The video acquisition unit that acquires video and
An image analysis unit that analyzes a person appearing in the image acquired by the image acquisition unit and detects an image pattern, and an image analysis unit.
A voice acquisition unit that acquires voice, and
A voice analysis unit that analyzes a human voice included in the voice acquired by the voice acquisition unit and detects a voice pattern, and a voice analysis unit.
A comprehensive analysis unit that detects a specific event related to human behavior based on the video pattern detected by the video analysis unit and the audio pattern detected by the audio analysis unit.
An information output unit that outputs information about the event detected by the comprehensive analysis unit, and an information output unit.
A personal feature storage unit that stores personal features related to video and audio,
With
The image analysis unit performs personal identification processing of a person appearing in the image based on the personal characteristics of the image read from the personal feature storage unit.
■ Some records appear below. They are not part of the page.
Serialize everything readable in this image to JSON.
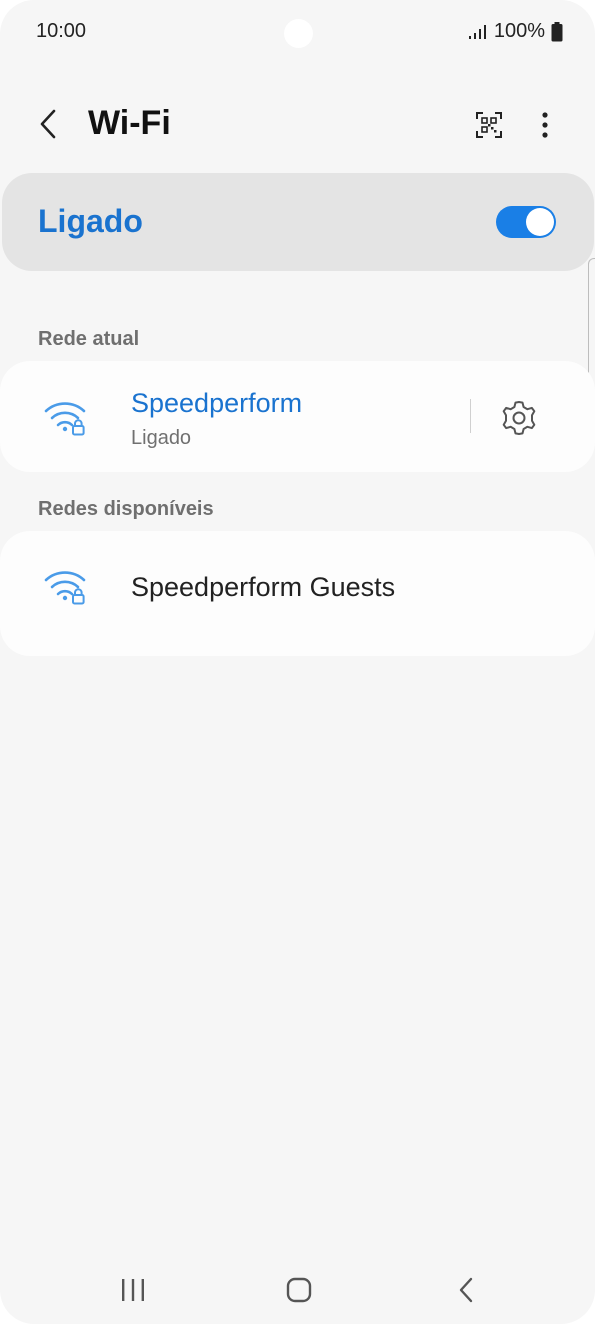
{
  "status_bar": {
    "time": "10:00",
    "battery": "100%",
    "icons": [
      "signal-icon",
      "battery-icon"
    ]
  },
  "header": {
    "title": "Wi-Fi",
    "back_icon": "back-chevron-icon",
    "qr_icon": "qr-code-scanner-icon",
    "more_icon": "more-vertical-icon"
  },
  "wifi_toggle": {
    "label": "Ligado",
    "enabled": true,
    "accent": "#1a73cf"
  },
  "current_network": {
    "section_title": "Rede atual",
    "name": "Speedperform",
    "status": "Ligado",
    "icon": "wifi-lock-icon",
    "settings_icon": "gear-icon"
  },
  "available_networks": {
    "section_title": "Redes disponíveis",
    "items": [
      {
        "name": "Speedperform Guests",
        "icon": "wifi-lock-icon"
      }
    ]
  },
  "nav_bar": {
    "icons": [
      "recent-apps-icon",
      "home-icon",
      "back-icon"
    ]
  }
}
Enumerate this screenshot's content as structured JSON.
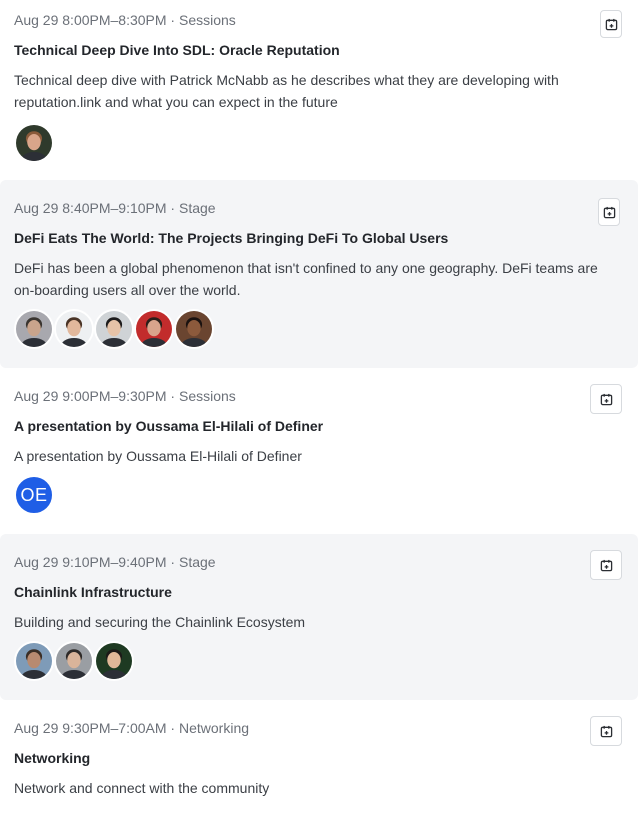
{
  "sessions": [
    {
      "time": "Aug 29 8:00PM–8:30PM · Sessions",
      "title": "Technical Deep Dive Into SDL: Oracle Reputation",
      "description": "Technical deep dive with Patrick McNabb as he describes what they are developing with reputation.link and what you can expect in the future",
      "speakers": [
        {
          "kind": "photo",
          "skin": "#d9a58a",
          "hair": "#8a5a3a",
          "bg": "#2f3a2c"
        }
      ]
    },
    {
      "time": "Aug 29 8:40PM–9:10PM · Stage",
      "title": "DeFi Eats The World: The Projects Bringing DeFi To Global Users",
      "description": "DeFi has been a global phenomenon that isn't confined to any one geography. DeFi teams are on-boarding users all over the world.",
      "speakers": [
        {
          "kind": "photo",
          "skin": "#c9a48c",
          "hair": "#3a3530",
          "bg": "#a8a8ae"
        },
        {
          "kind": "photo",
          "skin": "#e2b89c",
          "hair": "#4a3426",
          "bg": "#eef0f2"
        },
        {
          "kind": "photo",
          "skin": "#e6c3a8",
          "hair": "#1e1c1c",
          "bg": "#cfd3d6"
        },
        {
          "kind": "photo",
          "skin": "#d8a48c",
          "hair": "#2a1f1a",
          "bg": "#c22c2c"
        },
        {
          "kind": "photo",
          "skin": "#8c5a3c",
          "hair": "#1a1210",
          "bg": "#6a4530"
        }
      ]
    },
    {
      "time": "Aug 29 9:00PM–9:30PM · Sessions",
      "title": "A presentation by Oussama El-Hilali of Definer",
      "description": "A presentation by Oussama El-Hilali of Definer",
      "speakers": [
        {
          "kind": "initials",
          "text": "OE"
        }
      ]
    },
    {
      "time": "Aug 29 9:10PM–9:40PM · Stage",
      "title": "Chainlink Infrastructure",
      "description": "Building and securing the Chainlink Ecosystem",
      "speakers": [
        {
          "kind": "photo",
          "skin": "#b88a70",
          "hair": "#3a2e26",
          "bg": "#7e9bb8"
        },
        {
          "kind": "photo",
          "skin": "#d9b49a",
          "hair": "#2e2a28",
          "bg": "#9a9ea3"
        },
        {
          "kind": "photo",
          "skin": "#e0b898",
          "hair": "#1c1a18",
          "bg": "#1e3a22"
        }
      ]
    },
    {
      "time": "Aug 29 9:30PM–7:00AM · Networking",
      "title": "Networking",
      "description": "Network and connect with the community",
      "speakers": []
    }
  ],
  "icons": {
    "add_to_calendar": "calendar-add-icon"
  },
  "colors": {
    "alt_row": "#f4f5f7",
    "initials_avatar": "#1f5ee6"
  }
}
The voice analysis unit performs personal identification processing of the human voice included in the voice based on the personal characteristics related to the voice read from the personal feature storage unit.
The information output unit outputs information about the event, including personal identification information identified by at least one of the video analysis unit and the audio analysis unit regarding the event.
The image analysis unit reads out the schedule information in the facility and the seating chart information of the individual in the predetermined place stored in the storage medium, and based on the video at the predetermined timing determined by the schedule information, the seating chart The visual features of each individual corresponding to the personal identification information determined or estimated by the information are calculated, and the calculated visual features are used to obtain the personal features related to the image stored in the personal feature storage unit. Update,
Behavioral analyzer.

The behavior analysis device according to any one of claims 1 and 2 , wherein the behavior analysis device is installed in a facility used in a group.

Computer,
A program for functioning as the behavioral analyzer according to any one of claims 1 to 3.